Actuellement, l’un des plus grands freins à l’inclusion des personnes en situation de handicap est l’accès au diagnostic. Selon une étude récente menée par le centre de recherche ÉCOBES, environ la moitié des étudiants qui se considèrent en situation de handicap n’a pas reçu de diagnostic établi par un professionnel de la santé. Sans diagnostic, toutefois, les étudiants n’ont pas accès aux Services adaptés du réseau collégial.
« Les diagnostics ne sont pas couverts par le système public, donc il y a un coût qui représente parfois quelques milliers de dollars. Déjà, faire accepter à un étudiant et à sa famille qu’il a peut-être un diagnostic, ça représente une démarche énorme. Ce sont des étudiants à qui on donne l’espoir de recevoir une précieuse aide, mais à qui la société refuse cette aide dont il a besoin », se désole Évelyne Pitre.
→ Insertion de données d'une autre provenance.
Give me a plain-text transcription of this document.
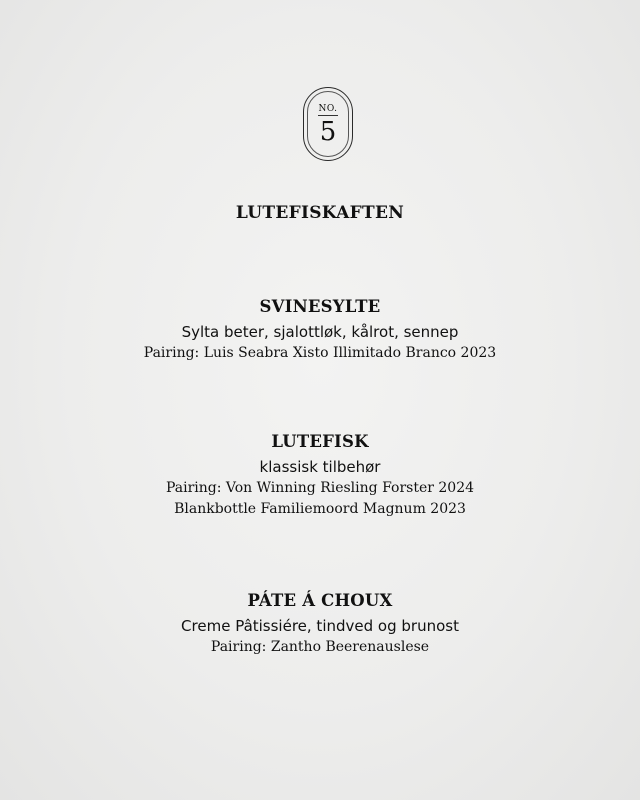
NO.
5
LUTEFISKAFTEN
SVINESYLTE
Sylta beter, sjalottløk, kålrot, sennep
Pairing: Luis Seabra Xisto Illimitado Branco 2023
LUTEFISK
klassisk tilbehør
Pairing: Von Winning Riesling Forster 2024
Blankbottle Familiemoord Magnum 2023
PÁTE Á CHOUX
Creme Pâtissiére, tindved og brunost
Pairing: Zantho Beerenauslese
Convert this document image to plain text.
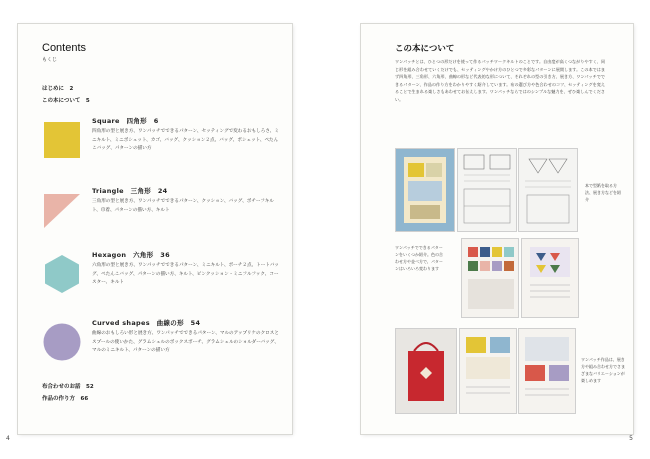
Contents
もくじ
はじめに　2
この本について　5
Square　四角形　6
四角形の型と展き方、ワンパッチでできるパターン、セッティングで変わるおもしろさ、ミニキルト、ミニポシェット、カゴ、バッグ、クッション２点、バッグ、ポシェット、ペたんこバッグ、パターンの描い方
Triangle　三角形　24
三角形の型と展き方、ワンパッチでできるパターン、クッション、バッグ、ポチーフキルト、巾着、パターンの描い方、キルト
Hexagon　六角形　36
六角形の型と展き方、ワンパッチでできるパターン、ミニキルト、ポーチ２点、トートバッグ、ペたんこバッグ、パターンの描い方、キルト、ピンクッション・ミニフルフック、コースター、キルト
Curved shapes　曲線の形　54
曲線のおもしろい形と展き方、ワンパッチでできるパターン、マルのアップリケのクロスとスプールの使いかた、グラムシェルのボックスポーチ、グラムシェルのショルダーバッグ、マルのミニキルト、パターンの描い方
布合わせのお話　52
作品の作り方　66
4
この本について
ワンパッチとは、ひとつの形だけを使って作るパッチワークキルトのことです。自由度が高くつながりやすく、同じ形を組み合わせていくだけでも、セッティングやかけ方のひとつで多彩なパターンに展開します。この本ではまず四角形、三角形、六角形、曲線の形など代表的な形について、それぞれの型の引き方、展き方、ワンパッチでできるパターン、作品の作り方をわかりやすく紹介しています。布の選び方や色合わせのコツ、セッティングを変えることで生まれる楽しさもあわせてお伝えします。ワンパッチならではのシンプルな魅力を、ぜひ楽しんでください。
本で型紙を取る方法、展き方などを紹介
ワンパッチでできるパターンをいくつか紹介。色の合わせ方や並べ方で、パターンはいろいろ変わります
ワンパッチ作品は、展き方や組み合わせ方でさまざまなバリエーションが楽しめます
5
Puis, vient le marché du travail. Ceux et celles qui compléteront leurs études se heurteront parfois à un employeur peu informé, et donc peu compréhensif. « Dans les dernières années, la recherche s’est penchée sur la question de l'intégration des étudiants en situation de handicap aux stages et au marché du travail. Il y a encore beaucoup de travail à faire pour les intégrer au marché du travail. C’est pour ça qu’il faut en parler ouvertement dans différents médias », conclut la chercheuse.